Earl Warren lent his name, but Allen Dulles lent his shame. He is behind this. How could this have come to pass, a man who hated Jack, a man whom Jack fired, a man who continued to control the apparatus of secret intelligence, taking control of the history of Jack’s death? It is a fable and a cover-up. I stand against the grain and wonder how many grains they will allow me to stand against before they revoke my license. I will pursue facts, and there are consequences to a fact-based existence.
As it further states in Scientific American, information is a measure of order in the universe rescued from randomness. I will pursue information.
SEPTEMBER 30
I am an insomniac. I am a citizen of the nation of sleepless, the ones whose minds do not release them even as the moon releases the day. I carry dread to the sheets. One more night when consciousness will not spare me. My brain is a jukebox, and I have no control over the quarters.
And now this report has come to deny me sleep once again, to deny me—how did Edgar Allan Poe put it?—“surcease of sorrow.” I read the Warren report all evening, a substitute nightmare, and once again it feels like they are entering my home, once again they are moving things around, but this time through a book.
Last night I dressed and walked the hill down to Clyde’s on M Street. It was one thirty in the morning and people were still gathered at the old oak bar, forgotten refugees from some Dante’s hell, adjusting their neurochemistry with strong alcohol.

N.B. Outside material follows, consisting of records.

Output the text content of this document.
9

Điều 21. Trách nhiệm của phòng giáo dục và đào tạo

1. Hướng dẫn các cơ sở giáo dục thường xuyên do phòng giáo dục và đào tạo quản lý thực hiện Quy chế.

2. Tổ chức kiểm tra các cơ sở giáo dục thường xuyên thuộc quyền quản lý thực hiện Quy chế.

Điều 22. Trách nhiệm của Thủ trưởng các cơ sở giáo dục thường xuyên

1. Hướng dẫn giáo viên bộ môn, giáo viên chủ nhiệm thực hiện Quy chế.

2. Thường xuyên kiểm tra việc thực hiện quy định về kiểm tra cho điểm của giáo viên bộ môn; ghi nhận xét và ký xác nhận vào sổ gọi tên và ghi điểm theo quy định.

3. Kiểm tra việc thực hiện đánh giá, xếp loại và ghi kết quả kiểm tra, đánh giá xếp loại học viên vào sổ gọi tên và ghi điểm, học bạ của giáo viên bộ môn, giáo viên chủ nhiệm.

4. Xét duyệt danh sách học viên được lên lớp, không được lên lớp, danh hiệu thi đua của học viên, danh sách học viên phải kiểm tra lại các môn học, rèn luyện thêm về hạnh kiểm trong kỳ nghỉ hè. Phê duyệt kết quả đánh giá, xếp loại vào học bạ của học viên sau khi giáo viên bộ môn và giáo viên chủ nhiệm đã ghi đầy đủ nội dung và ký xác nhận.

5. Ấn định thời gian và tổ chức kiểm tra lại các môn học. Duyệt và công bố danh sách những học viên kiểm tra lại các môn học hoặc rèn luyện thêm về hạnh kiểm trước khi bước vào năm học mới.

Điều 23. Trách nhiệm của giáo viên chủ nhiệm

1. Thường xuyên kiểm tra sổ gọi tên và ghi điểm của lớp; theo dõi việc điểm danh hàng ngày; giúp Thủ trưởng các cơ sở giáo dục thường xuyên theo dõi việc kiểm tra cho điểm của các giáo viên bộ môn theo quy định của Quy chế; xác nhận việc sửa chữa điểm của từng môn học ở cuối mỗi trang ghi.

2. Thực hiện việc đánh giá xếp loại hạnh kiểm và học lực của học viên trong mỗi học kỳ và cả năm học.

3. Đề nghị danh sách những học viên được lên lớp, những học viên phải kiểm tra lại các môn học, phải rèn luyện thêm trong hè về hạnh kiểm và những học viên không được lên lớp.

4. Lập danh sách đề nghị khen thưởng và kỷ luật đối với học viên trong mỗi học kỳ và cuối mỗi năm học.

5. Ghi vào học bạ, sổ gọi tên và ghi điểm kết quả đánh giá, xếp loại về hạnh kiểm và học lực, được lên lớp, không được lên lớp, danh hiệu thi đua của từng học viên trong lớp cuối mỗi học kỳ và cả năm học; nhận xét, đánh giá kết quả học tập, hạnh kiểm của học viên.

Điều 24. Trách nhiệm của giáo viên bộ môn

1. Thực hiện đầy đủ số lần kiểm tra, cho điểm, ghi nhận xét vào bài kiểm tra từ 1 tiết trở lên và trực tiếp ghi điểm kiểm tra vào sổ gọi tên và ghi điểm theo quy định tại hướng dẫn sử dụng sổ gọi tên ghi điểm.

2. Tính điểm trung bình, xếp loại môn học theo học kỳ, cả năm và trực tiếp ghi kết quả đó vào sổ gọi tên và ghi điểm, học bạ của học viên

I ordered a bourbon and noticed Lukas Vorst, an attorney for the Justice Department, and moved to the stool beside him, imagining he sleeps no more than I do. “Have you read it?” I asked, with no need to elucidate.
“The Warren Commission report?” he asked. “I mean, the Warren Omission report?”
I nodded. “Yes, one of the great works of fiction this year.”
Chazz, the bartender, set down the bourbon and looked at me, it seemed, mournfully. His life was an immersion in smoke and darkness and secrets; the bags under his eyes suddenly seemed like pouches of secrets, the lies of Washington entering the skin below his eyes and dying there. Was he warning me subliminally not to speak? Was I turning permanently paranoid?
“Not really an investigation at all. They knew the outcome they wanted and built a case to support it, ignoring an encyclopedia of evidence that goes contrary to their conclusion. James Jesus Angleton is front and center, of course.”
“He always is,” I said of my sons’ godfather. “He wasn’t even an official member of the commission.”